At the foot of the cross the care of this woman is given to the Beloved Disciple, a symbol of all true believers (Jn 19:26-27). She is our mother. She is portrayed with the disciples in prayer prior to the first Pentecost (Acts 1:13-14). Vatican II called her the symbol of the Church.

  The Reformers and Mary.

Luther, Calvin and Zwingli all accepted the doctrinal definition of Mary as the mother of God and her perpetual virginity.

Her role os the new Eve was supported by Zwingli and Luther. They both accepted her immaculate conception and assumption.

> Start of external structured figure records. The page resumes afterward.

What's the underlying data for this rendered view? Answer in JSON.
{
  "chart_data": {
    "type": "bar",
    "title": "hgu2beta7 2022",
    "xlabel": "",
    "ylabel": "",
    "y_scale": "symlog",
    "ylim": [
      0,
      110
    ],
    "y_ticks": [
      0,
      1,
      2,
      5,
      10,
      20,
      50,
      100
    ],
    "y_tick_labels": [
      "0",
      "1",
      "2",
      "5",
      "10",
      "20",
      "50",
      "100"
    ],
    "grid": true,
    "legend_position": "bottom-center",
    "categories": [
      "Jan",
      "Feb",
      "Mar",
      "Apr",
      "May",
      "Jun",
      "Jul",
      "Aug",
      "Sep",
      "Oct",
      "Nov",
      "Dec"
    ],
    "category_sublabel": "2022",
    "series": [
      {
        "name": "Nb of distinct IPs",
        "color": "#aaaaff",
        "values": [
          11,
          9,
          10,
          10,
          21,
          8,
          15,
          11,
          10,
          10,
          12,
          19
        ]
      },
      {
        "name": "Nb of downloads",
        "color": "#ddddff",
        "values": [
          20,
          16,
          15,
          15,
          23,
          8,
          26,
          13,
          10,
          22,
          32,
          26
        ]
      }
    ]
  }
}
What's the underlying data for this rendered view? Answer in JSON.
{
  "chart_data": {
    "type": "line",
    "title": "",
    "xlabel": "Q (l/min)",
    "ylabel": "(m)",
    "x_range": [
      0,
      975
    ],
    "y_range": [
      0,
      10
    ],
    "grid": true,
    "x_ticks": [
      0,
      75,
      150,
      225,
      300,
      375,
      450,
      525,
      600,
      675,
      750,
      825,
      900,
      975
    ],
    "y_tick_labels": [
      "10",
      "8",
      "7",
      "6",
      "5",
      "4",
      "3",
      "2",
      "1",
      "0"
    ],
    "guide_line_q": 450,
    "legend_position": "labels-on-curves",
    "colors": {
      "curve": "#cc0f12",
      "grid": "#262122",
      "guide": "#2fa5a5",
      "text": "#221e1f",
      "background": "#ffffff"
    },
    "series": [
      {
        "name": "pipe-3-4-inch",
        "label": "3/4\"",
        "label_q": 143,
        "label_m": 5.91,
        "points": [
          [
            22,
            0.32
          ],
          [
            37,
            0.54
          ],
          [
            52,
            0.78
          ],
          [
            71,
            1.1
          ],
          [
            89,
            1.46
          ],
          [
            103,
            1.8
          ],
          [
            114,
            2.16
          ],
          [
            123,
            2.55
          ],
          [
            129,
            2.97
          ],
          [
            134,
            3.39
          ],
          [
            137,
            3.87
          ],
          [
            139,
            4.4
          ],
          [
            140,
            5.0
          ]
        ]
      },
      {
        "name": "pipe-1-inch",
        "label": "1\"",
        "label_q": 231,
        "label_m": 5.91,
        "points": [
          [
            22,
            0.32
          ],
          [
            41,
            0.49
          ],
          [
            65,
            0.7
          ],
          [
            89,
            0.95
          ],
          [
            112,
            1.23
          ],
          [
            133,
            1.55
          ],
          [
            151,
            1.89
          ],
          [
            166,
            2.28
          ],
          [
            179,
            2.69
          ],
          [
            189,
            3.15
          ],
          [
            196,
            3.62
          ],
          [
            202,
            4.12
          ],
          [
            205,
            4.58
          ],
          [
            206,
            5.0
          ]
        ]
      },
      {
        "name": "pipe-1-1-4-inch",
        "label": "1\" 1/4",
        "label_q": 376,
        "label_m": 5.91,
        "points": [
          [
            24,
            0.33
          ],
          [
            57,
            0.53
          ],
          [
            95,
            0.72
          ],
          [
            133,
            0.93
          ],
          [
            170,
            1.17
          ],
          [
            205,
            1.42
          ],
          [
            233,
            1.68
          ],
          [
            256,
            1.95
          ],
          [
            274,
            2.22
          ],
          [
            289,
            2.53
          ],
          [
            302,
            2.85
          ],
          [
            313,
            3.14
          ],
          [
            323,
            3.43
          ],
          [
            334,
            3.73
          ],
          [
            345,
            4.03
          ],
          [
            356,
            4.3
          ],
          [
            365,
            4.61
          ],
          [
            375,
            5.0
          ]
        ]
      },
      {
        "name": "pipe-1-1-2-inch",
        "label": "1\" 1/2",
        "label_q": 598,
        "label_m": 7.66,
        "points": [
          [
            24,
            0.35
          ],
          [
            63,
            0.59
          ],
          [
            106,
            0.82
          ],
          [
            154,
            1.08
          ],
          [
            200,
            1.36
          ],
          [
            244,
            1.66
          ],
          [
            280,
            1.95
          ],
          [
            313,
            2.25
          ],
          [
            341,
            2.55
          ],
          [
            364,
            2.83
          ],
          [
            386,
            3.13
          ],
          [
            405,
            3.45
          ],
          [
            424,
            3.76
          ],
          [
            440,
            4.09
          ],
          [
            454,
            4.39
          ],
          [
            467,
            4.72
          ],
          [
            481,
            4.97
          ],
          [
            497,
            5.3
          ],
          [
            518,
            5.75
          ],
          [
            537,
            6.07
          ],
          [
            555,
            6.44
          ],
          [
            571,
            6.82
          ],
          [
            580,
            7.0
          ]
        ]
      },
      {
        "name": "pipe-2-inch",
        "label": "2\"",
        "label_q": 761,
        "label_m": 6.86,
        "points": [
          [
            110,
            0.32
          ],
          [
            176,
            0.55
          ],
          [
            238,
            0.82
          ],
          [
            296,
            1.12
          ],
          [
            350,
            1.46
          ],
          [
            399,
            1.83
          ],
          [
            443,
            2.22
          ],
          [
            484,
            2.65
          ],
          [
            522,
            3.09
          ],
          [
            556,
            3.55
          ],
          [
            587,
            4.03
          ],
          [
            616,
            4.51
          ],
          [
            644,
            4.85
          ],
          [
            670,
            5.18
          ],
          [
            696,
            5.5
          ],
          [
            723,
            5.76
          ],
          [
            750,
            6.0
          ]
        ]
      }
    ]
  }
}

In many churches Mary became the heresy of the papacy. As a result she was demoted from her Scripture role as the “blessed of all generations” to a once a year appearance at Christmas. Then she was put in storage for another year.

The Catechism states, “the Church’s devotion to the blessed Mary is intrinsic to Christian worship. This very special devotion differs essentially from the adoration which is given to the incarnate Word and equally to the Father and Holy Spirit and greatly fosters this adoration,” (paragraph 971).